As editoras, possivelmente não têm a disponibilidade financeira para o fazer, mas é a tecnologia blockchain, que impede as pessoas de partilharem e copiarem. Mas se a tecnologia é demasiado cara para as editoras portuguesas, então devia entrar o próprio Estado para financiar estas tecnologias que impedem a pirataria. Porque as pessoas não têm noção de quanto é que os autores ganham. Nós, autores, ganhamos 10%, portanto, imaginem os livros que seriam precisos vender por mês para um autor português conseguir viver da escrita. E, se as pessoas não comprarem autores portugueses, qualquer dia as editoras também deixam de investir neles.
“Não gosto de me repetir”
Considera a seleção a parte mais desafiadora do seu processo criativo?

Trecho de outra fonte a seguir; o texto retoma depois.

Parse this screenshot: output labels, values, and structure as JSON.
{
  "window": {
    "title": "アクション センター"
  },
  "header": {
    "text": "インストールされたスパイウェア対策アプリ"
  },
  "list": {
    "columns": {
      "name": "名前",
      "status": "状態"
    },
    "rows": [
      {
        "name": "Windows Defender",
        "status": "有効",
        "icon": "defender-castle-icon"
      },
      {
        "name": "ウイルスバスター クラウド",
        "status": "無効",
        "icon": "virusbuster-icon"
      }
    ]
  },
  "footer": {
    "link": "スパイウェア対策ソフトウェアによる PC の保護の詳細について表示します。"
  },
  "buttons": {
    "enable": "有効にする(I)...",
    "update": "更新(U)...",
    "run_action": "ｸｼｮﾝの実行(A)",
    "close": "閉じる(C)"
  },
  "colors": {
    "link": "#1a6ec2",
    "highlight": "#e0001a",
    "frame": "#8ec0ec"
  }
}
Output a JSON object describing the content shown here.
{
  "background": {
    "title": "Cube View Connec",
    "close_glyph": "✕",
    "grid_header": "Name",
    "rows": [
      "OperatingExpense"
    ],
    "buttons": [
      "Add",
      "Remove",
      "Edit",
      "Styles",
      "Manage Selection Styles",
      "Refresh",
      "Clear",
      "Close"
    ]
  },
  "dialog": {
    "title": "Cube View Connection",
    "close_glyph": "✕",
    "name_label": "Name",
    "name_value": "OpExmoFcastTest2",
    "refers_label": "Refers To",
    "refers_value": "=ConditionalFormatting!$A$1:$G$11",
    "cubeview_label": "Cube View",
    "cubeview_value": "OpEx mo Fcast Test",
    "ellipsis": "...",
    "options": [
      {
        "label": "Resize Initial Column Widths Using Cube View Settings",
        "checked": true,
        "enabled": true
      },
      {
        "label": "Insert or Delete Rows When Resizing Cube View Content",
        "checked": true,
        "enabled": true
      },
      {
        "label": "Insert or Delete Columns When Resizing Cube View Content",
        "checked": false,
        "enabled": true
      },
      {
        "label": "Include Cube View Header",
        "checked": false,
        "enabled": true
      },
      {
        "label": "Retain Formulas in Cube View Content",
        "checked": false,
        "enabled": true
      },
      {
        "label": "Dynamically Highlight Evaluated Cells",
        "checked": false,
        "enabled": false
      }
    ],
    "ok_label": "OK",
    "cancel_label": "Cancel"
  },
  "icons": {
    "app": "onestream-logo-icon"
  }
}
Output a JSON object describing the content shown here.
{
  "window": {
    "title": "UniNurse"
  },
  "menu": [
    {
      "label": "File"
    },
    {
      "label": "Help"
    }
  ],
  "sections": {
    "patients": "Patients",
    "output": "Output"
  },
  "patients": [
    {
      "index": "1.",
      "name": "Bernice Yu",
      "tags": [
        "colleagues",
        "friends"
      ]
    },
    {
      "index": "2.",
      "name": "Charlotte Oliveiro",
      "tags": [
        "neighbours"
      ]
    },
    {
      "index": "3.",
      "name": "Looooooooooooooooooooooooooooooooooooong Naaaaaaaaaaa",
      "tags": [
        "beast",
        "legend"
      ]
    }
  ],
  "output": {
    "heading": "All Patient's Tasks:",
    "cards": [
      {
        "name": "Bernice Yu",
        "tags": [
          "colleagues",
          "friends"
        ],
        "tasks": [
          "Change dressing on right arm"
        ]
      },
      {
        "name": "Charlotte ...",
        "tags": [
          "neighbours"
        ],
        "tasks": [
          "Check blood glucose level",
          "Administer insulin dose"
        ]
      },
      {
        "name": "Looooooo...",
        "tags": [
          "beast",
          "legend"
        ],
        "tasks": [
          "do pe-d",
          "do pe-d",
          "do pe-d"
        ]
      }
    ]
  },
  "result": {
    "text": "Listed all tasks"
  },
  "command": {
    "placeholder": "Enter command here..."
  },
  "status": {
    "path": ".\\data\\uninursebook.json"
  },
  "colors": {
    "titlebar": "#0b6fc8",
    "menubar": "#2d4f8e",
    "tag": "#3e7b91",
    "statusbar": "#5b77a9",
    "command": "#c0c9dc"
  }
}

Sim, porque não gosto de me repetir. Há autores que gostam de revisitar as mesmas temáticas, mas eu gosto de fazer o contrário e, às vezes, as pessoas querem que volte às minhas histórias, mas não tenho interesse em retomar aquelas personagens. Para mim, aquilo foi uma história e acabou. Mesmo que tenha tido um final aberto, gosto de ir buscar outras coisas e reinventar-me. Por isso, é mais difícil escolher para onde vou com as minhas histórias.
Todos os escritores têm ambições e sonhos que gostariam de alcançar nas suas carreiras. Enquanto escritora, qual é o seu maior sonho?
O meu maior sonho é viver da escrita. É poder simplesmente escrever e que os meus livros vendam tanto que permitam que mesmo com 10% de royalties [risos], tenha dinheiro para viver. Mas acho que isso é um problema de todos os artistas em Portugal.
Tem esperança de que as gerações mais novas venham a melhorar o panorama literário em Portugal?
Sim, até porque, segundo os dados da APEL, a faixa etária dos 25-34 anos é quem mais compra livros, e a faixa etária que mais cresceu percentualmente em relação aos dados anteriores foi a dos 15-24 anos. Isso são ótimas notícias. Significa que os jovens estão, de ano para ano, a ler mais. Isto é um trabalho que tem de se manter, tem de ser um esforço de todos. As histórias são uma maneira de conhecermos o mundo e de o compreendermos. Vai sempre haver contadores de histórias, pois o interesse por histórias faz parte do nosso ADN.